In other words, a lot of white liberals voted for Barack Obama out of a sense of guilt and now they are seeing him as just a guy who was elected president.

Bob Cesca does a fine job of responding to the critics of the president who say he hasn’t lived up to their ideals of the liberal leader riding to their rescue from the wilderness of the Bush years and how, echoing (deliberately or not) the arguments of the GOP, he hasn’t accomplished anything.

According to Politifact, the president has kept 147 of his promises in just under three years, and broken 47. In other words, he’s batting around .750. In baseball, a .300 average is Hall of Fame worthy. Additionally, and I repeat for the umpteenth time, try to name a single president in American history who kept all of his promises and with whom you agree on every policy. I can’t think of a single one. To impose a different standard on this president seems dubiously motivated — a key point in Harris-Perry’s column.

This is also a sign of one of the worst things about progressives: we are our own worst critics and seem to feed on our own self-doubt. It’s a paradox that has haunted us for generations; we have always been able to publicly and proudly proclaim our ability to waver. To many, that’s a feature, not a bug. Many believe it shows us as being open-minded and willing to listen to other ideas, but far too often we come across as wimps whose core convictions can be rattled and changed by having someone yell at us on cable TV.

Perhaps the most important element is that a lot of progressives and liberals deluded themselves into thinking what they thought they were getting when they voted for Barack Obama. I’ve noted this many times before, but it still seems to elude: he’s not the great liberal savior. He never sold himself as one, he hasn’t governed as one, and anyone who thought he would be one just because he’s black and a Democrat is as guilty of race-tinged assumptions as those on the right who looked at him and instantly saw Malcolm X and Robert Mugabe. Even a skimming of his books — you can still buy them — reveal a rather centrist and pragmatic thinker who doesn’t do the Rick Perry “Fed Up!” routine at all. As Bob Cesca notes, “[n]evertheless, many progressives have unfairly superimposed their own politics onto the president. I’m not sure why, but then, when the president doesn’t follow through with your agenda, he’s suddenly a disappointment.”
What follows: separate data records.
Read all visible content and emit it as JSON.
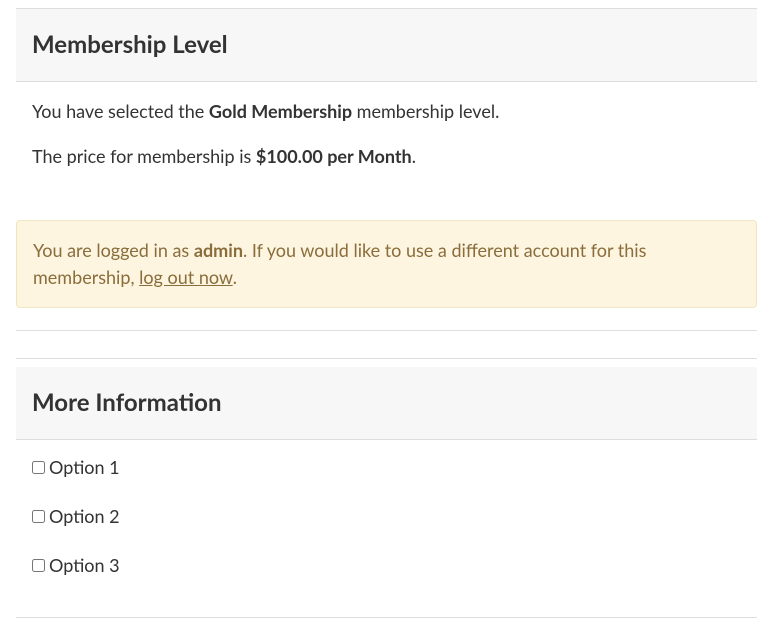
{
  "membership": {
    "heading": "Membership Level",
    "selected_prefix": "You have selected the ",
    "level_name": "Gold Membership",
    "selected_suffix": " membership level.",
    "price_prefix": "The price for membership is ",
    "price": "$100.00 per Month",
    "price_suffix": "."
  },
  "alert": {
    "prefix": "You are logged in as ",
    "username": "admin",
    "middle": ". If you would like to use a different account for this membership, ",
    "link_text": "log out now",
    "suffix": "."
  },
  "more_info": {
    "heading": "More Information",
    "options": [
      "Option 1",
      "Option 2",
      "Option 3"
    ]
  }
}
I don’t want progressives or liberals or centrists or anyone else to lock-step support the president, and I don’t want them to stop criticizing and analyzing the job he’s doing. But I want them to at least be fair about it, be aware of the agenda they’re bringing with it, and acknowledge that perhaps the wrong place to appreciate what Barack Obama has done would be from the bleachers as Rick Perry’s inauguration parade heads down Pennsylvania Avenue to the White House.